Several recent victims in Bihar died after being bitten by snakes washed out of their holes, the state's minister for relief and rehabilitation, Ramvichar Rai, said Tuesday.

He said rice and corn crops worth $2.1 million had been washed away and that 1.9 million people in Bihar had been affected by the flooding.

This year's rains have been particularly heavy in India, drenching even the normally parched western part of the country. Some officials have said they fear India's death toll might top last year's figure of 1,000 by the time the rains stop, probably in late August or September.

Among the 14 latest victims in Pakistan were four children who drowned in a rain-swollen stream, and three others electrocuted when winds toppled power lines, said Mohammed Amir, a spokesman for the emergency relief group Edhi Foundation. Troops have been called in to rescue thousands of people marooned by floods in the country's south.

Rescue workers in southern Pakistan's Badin area moved about 37,000 people to makeshift relief camps, provincial government relief Mohammed Ahsan said Tuesday.

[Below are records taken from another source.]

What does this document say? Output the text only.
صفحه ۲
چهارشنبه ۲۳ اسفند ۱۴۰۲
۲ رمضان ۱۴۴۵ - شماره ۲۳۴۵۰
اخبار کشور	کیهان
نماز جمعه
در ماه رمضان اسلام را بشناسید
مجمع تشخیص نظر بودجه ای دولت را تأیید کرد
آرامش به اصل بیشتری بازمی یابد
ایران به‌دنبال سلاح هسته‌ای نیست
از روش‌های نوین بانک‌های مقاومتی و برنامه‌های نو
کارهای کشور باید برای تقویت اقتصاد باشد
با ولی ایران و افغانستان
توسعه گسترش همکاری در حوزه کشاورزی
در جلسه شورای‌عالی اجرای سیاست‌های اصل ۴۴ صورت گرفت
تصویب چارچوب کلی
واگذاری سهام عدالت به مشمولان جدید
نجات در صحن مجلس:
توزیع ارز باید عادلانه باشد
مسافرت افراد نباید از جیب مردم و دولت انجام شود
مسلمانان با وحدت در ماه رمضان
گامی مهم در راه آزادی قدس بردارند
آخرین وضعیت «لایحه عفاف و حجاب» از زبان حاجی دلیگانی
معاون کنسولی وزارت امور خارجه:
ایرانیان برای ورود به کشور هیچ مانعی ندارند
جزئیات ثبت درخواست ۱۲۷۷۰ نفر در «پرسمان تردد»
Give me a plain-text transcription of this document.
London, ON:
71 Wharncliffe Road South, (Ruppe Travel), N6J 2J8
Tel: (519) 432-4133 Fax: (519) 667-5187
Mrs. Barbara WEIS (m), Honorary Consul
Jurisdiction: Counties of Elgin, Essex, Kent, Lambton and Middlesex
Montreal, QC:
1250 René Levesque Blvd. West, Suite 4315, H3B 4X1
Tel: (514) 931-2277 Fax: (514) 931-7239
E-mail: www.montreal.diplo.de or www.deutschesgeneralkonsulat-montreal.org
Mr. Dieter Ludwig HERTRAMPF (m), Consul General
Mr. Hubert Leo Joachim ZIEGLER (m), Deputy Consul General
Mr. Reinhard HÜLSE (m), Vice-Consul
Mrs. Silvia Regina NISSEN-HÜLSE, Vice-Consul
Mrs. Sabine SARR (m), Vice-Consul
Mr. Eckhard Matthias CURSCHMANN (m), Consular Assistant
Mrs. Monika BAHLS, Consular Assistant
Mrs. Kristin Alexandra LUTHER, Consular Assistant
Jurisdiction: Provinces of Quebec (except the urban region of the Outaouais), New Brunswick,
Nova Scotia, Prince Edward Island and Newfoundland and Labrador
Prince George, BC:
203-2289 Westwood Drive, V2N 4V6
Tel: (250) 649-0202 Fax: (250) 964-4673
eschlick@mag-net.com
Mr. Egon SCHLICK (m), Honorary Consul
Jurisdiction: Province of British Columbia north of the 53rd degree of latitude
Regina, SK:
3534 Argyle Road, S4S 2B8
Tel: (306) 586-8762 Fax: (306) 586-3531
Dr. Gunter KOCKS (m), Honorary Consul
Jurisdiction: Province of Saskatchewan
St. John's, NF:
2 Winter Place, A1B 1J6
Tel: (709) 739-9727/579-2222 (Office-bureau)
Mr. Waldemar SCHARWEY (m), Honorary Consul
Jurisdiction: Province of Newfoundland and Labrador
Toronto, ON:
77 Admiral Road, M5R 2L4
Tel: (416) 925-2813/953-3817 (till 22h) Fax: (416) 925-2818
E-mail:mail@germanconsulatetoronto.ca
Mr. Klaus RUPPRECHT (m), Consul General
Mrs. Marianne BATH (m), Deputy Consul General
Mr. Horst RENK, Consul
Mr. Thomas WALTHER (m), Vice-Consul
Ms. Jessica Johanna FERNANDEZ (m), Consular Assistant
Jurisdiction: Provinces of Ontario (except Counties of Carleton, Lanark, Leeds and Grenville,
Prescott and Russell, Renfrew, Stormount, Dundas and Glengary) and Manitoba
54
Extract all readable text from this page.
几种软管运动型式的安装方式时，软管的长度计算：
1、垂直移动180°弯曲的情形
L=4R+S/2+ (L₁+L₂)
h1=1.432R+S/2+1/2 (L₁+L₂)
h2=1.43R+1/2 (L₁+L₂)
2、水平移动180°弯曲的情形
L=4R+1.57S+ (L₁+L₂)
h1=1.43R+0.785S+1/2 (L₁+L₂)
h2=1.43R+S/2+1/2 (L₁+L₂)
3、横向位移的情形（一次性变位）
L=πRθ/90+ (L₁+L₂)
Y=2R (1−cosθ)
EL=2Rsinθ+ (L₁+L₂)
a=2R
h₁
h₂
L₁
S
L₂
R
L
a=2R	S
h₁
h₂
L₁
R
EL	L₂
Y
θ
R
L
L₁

An emergency was declared in Badin and two other districts, and the provincial government set up a relief fund of $800,000 to help thousands of villagers made homeless by the flooding.

The federal government donated another $800,000, Pakistan's state television reported Tuesday.

The floods have washed away thousands of homes and crops, including rice paddies and cotton fields in Pakistan's Sindh province, where both Karachi and Badin are located. Officials and cotton traders said Tuesday the floods could cut the province's production of cotton, one of Pakistan's main export items.

The Greek-registered tanker MT Tasman Spirit ran aground Sunday off the coast of Karachi due to the rains and high monsoon winds. Port operations weren't affected and there was no major oil spill.